It’s no secret that generative AI has been dominating the venture capital discourse.

But while many investors continue to chase co-pilots for coders and GPT plug-ins for enterprise software, a quieter AI revolution is taking place in industries often overlooked by tech: plumbing, HVAC, and skilled trades.

Netic, a San Francisco-based startup, recently raised $20 million from Greylock and Founders Fund to bring AI to the home services sector. Its platform automates client outreach, schedules technicians, and even predicts emergency service needs. This is not just a flash in the pan. McKinsey estiamtes that global invstment in construction and engineering technology doubled to $50 billion in the period between 2020 and 2022 vs. 2017 and 2019.

Silicon Valley is often perceived to favor abstract problems over physical ones; more than half of venture dollars have flooded into AI infrastructure and enterprise productivity. Critical sectors like home servicesre main reliant on manual processes, word-of-mouth referrals, and outdated systems. These represent the next frontier in AI and fintech innovation.

Home Services Are Ripe for Intelligent Infrastructure

In this context, the emergence of “HVAC AI” feels both timely and overdue. Despite their unglamorous nature, these sectors represent essential services. Demand is surging due to aging infrastructure, climate extremes, and a shrinking labor pool. But the software layer supporting these workers remains fragile at best.

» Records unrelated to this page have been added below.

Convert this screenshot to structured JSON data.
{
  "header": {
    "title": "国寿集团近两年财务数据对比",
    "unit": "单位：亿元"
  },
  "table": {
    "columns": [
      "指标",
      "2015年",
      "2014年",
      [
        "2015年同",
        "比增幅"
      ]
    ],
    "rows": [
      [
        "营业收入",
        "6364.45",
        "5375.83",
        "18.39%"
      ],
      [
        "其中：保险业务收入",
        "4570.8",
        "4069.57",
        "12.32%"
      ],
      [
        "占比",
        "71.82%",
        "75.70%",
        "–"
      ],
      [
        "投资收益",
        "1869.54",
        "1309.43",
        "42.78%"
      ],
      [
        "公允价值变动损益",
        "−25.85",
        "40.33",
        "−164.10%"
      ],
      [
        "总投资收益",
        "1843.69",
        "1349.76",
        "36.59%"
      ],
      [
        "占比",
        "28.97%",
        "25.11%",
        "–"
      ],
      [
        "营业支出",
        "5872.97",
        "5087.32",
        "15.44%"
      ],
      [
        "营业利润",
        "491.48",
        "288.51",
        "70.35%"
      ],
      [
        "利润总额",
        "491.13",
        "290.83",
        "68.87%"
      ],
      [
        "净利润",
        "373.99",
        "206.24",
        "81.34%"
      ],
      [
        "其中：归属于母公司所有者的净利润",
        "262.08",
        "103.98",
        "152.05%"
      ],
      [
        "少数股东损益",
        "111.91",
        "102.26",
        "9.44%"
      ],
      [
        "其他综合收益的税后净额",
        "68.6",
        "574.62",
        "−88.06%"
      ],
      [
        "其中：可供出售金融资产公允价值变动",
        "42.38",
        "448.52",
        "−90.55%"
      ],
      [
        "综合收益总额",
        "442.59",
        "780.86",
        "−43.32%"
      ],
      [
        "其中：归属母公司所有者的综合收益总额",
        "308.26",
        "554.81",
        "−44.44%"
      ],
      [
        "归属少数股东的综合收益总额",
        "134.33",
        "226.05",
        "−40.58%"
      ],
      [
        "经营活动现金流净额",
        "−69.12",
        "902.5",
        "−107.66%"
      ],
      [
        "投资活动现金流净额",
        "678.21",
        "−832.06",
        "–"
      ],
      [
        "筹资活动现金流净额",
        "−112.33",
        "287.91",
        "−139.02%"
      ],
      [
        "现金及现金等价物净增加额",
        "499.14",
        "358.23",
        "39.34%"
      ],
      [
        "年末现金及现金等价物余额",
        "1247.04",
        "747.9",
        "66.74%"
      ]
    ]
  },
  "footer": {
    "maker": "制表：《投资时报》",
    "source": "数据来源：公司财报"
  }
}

Much of the attention so far has focused on scheduling automation. But the challenges in home services extend far beyond the calendar. Homeowners frequently receive drastically different quotes for the same repair job with no clear standard for comparison. Plumbing estimates can range from $300 to $1,200, depending on who you call. This inconsistency erodes trust and drives inefficiency.

Standardized pricing frameworks powered by AI could help address this. Using regional data and historical estimates, platforms could benchmark average costs, enabling providers to differentiate based on quality rather than opacity. This would not only improve the customer experience. Furthermore, it would reward contractors who operate transparently and efficiently.

Project visibility is another critical gap. Delays are common in repair and renovation projects, but homeowners often do not find out until it is too late. Commercial builders have long used project management software to reduce rework and miscommunication; some report a 20% reduction in delays due to better coordination. A similar tool for residential projects could dramatically improve outcomes for consumers and contracots aliek. Imagine a world where real-time updates, timelines, and permit tracking are avialable in one click. This is the true power of “HVAC AI.”

Reimagining the Home Services Lifecycle

Homeowners often lose track of service intervals or warranty expiration dates. AI could streamline this process, acting as a digital maintenance assistant: logging repair history, tracking service schedules, and surfacing proactive alerts before things break. For providers, this creates opportunities to build long-term relationships rather than one-off transactions.

Predictive modeling offers even more promise. Given a home’s age, square footage, location, and renovation history, machine learning models could forecast when major systems might require maintenance or replacement. If a prospective home buyer, for instance, knows at the time of purchase that she will need replace a roof in 5 years, she can begin to plan financially. These insights would empower consumers to budget more effectively and make informed decisions at the point of purchase, not in moments of crisis.

These gaps are not theoretical. They are felt most acutely by the growing segment of homeowners navigating maintenance without deep expertise or trusted referrals. Women now make up the majority of first-time homebuyers in the U.S., despite earning less than their male counterparts. Yet the service landscape remains opaque, inconsistent, and in many cases, dismissive. This represents both a market inefficiency and an equity issue.

Tech solutions that address these problems holistically will not only modernize the industry, but also make it more iclusive, trusworthy, and efficient. Pricing transparency, proactive maintenance, and real-time updates are merely the tip of the spear.

The venture community often talks about “picks and shovels” investing, which refers to building foundational tools rather than flashy end-user apps. Yet some of the most powerful picks and shovels may be those helping legacy industries work smarter, not harder. In an era where AI is too often reduced to chatbots and copilots, the bigger opportunity might be in making sure someone shows up on time to fix your boiler—and knows exactly what it will cost.

The next generation of AI breakthroughs may not look like another unicorn SaaS platform. They may look like the smart layer sitting on top of physical labor, infrastructure, and home services that have kept cities running for decades. Investors would be wise to pay attention.